- Directed by: James Flood Clem Beauchamp (assistant)
- Screenplay by: Rian James Bartlett Cormack
- Based on: Husk 1935 story in The Saturday Evening Post by Thomas Walsh
- Produced by: Edward Kaufman
- Starring: Preston Foster Jane Wyatt James Gleason
- Cinematography: J. Roy Hunt
- Edited by: Archie F. Marshek
- Music by: Roy Webb
- Production company: RKO Radio Pictures
- Distributed by: RKO Radio Pictures
- Release date: December 27, 1935;
- Running time: 68 minutes
- Country: United States
- Language: English

= We're Only Human (film) =

1935 American film directed by James Flood

We're Only Human is a 1935 American crime drama film directed by James Flood from a screenplay by Rian James. Starring Preston Foster, Jane Wyatt, and James Gleason, it was released by RKO Radio Pictures on December 27, 1935. The film is based on Husk, a 1935 story in The Saturday Evening Post, by Thomas Walsh.

==Plot==
A police detective and his girlfriend try to catch an escaped gangster.

==Cast==
- Preston Foster as Det. Sgt. Pete 'Mac' McCaffrey
- Jane Wyatt as Sally Rogers
- James Gleason as Detective Danny Walsh
- Arthur Hohl as Lawyer John Martin
- John Arledge as Johnny O'Brien
- Jane Darwell as Mrs.
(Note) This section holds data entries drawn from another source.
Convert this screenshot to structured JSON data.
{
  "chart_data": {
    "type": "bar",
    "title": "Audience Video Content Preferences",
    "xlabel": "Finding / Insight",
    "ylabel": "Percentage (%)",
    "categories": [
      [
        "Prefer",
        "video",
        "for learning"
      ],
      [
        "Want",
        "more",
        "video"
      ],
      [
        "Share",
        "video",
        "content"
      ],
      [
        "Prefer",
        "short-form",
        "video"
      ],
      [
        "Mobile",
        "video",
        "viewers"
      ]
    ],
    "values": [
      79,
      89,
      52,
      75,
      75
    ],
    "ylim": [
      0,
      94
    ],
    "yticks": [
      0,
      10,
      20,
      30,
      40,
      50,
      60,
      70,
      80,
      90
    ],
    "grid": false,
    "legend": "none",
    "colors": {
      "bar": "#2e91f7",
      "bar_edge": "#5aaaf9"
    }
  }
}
Walsh
- Moroni Olsen as Inspector J.R. Curran
- Christian Rub as William Anderson
- Mischa Auer as William 'Lefty'

==Critical response==
Variety’s reviewer gave the film a mostly negative assessment, and wrote that the story is “very simple and elementary” and “just barely manages to maintain some suspense”. The performances of Preston Foster and Jane Wyatt were described as “hackneyed”, however “Christian Rub …. gives a swell performance …. while Rafaela Ottiano …. also impresses.”

The Film Daily described the film as "primarily a fast moving melodramatic yarn" that benefited from a romance between the Preston Foster and Jane Wyatt characters and good performances from the cast.